A new Java application? Java is getting pretty long in the tooth. You might be better off building on top of Go or Rust, especially for those specific scenarios (Go in particular was designed to build network services.)
"Lol!", Thats what you would get in response when you tell that to the major enterprise customers.
When I did enterprise sales, we had another phrase for that: "No one ever got fired for buying IBM." (Coincidentally, I also worked for IBM, back in the day.)

While it's true that tech choices are signals that enterprises do use to determine quality, if you are relying on a particular choice of programming language to sell into major enterprises that's simply a mistake. (And enterprises have invested vast sums in technology written in c# or PHP, so clearly it's not all "lol" out there.)

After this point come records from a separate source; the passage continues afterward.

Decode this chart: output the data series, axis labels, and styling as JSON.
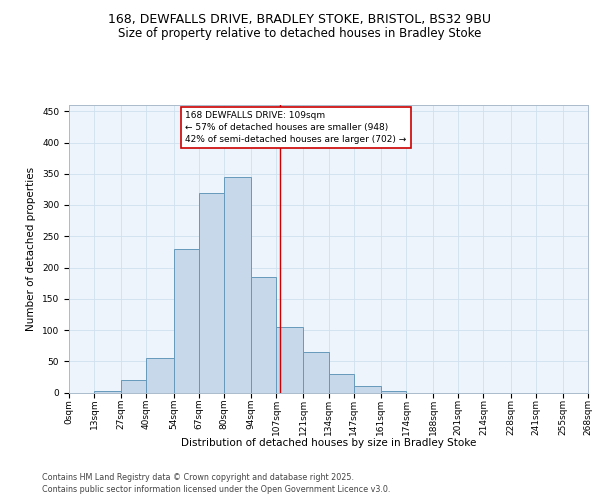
{
  "title_line1": "168, DEWFALLS DRIVE, BRADLEY STOKE, BRISTOL, BS32 9BU",
  "title_line2": "Size of property relative to detached houses in Bradley Stoke",
  "xlabel": "Distribution of detached houses by size in Bradley Stoke",
  "ylabel": "Number of detached properties",
  "bin_labels": [
    "0sqm",
    "13sqm",
    "27sqm",
    "40sqm",
    "54sqm",
    "67sqm",
    "80sqm",
    "94sqm",
    "107sqm",
    "121sqm",
    "134sqm",
    "147sqm",
    "161sqm",
    "174sqm",
    "188sqm",
    "201sqm",
    "214sqm",
    "228sqm",
    "241sqm",
    "255sqm",
    "268sqm"
  ],
  "bin_edges": [
    0,
    13,
    27,
    40,
    54,
    67,
    80,
    94,
    107,
    121,
    134,
    147,
    161,
    174,
    188,
    201,
    214,
    228,
    241,
    255,
    268
  ],
  "bar_heights": [
    0,
    2,
    20,
    55,
    230,
    320,
    345,
    185,
    105,
    65,
    30,
    10,
    2,
    0,
    0,
    0,
    0,
    0,
    0,
    0
  ],
  "bar_color": "#c8d8eb",
  "bar_edge_color": "#6699bb",
  "grid_color": "#d0e0ee",
  "bg_color": "#eef4fb",
  "vline_x": 109,
  "vline_color": "#cc0000",
  "annotation_text": "168 DEWFALLS DRIVE: 109sqm\n← 57% of detached houses are smaller (948)\n42% of semi-detached houses are larger (702) →",
  "annotation_box_facecolor": "#ffffff",
  "annotation_box_edgecolor": "#cc0000",
  "ylim": [
    0,
    460
  ],
  "yticks": [
    0,
    50,
    100,
    150,
    200,
    250,
    300,
    350,
    400,
    450
  ],
  "footer_line1": "Contains HM Land Registry data © Crown copyright and database right 2025.",
  "footer_line2": "Contains public sector information licensed under the Open Government Licence v3.0.",
  "title1_fontsize": 9,
  "title2_fontsize": 8.5,
  "axis_label_fontsize": 7.5,
  "tick_fontsize": 6.5,
  "annotation_fontsize": 6.5,
  "footer_fontsize": 5.8
}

Rust's and Go's capabilities of compiling into a single binary, without requiring a JVM that needs to be fed and cared for, make them a particularly compelling choice for enterprise deployments. Kubernetes itself is written in Go.

Linux itself is written in C, though everything runs on it. Who cares about the language that Kubernetes is written in (by the way, it used to be Java but it was changed politically to Go)? If you are writing Java/Scala you can use GraalVM to achieve the same thing that Go does. If your service is mainly doing data processing, then Go won't help you there because its abstractions are too low-level or even non-existent. A Java service/app won't require a JVM if you you create a self-contained application package. Applications can be deployed on fresh systems with no requirement for the JRE to be installed. The advantage is that you control the version of the JRE used by the application and the disadvantage is that application updates are the responsibility of developer and self-contained applications do not have built-in support for automatic updates. Exactly why for services I wouldn't recommend it, and neither Go or Rust. I would never trade the state-of-the-art garbage collectors that the JVM provides me with the ones of Go or the borrow checker of Rust (though I would take Rust anytime over Go). I can't help myself but only think that you comment is straight from the 90s when it comes to the JVM ecosystem.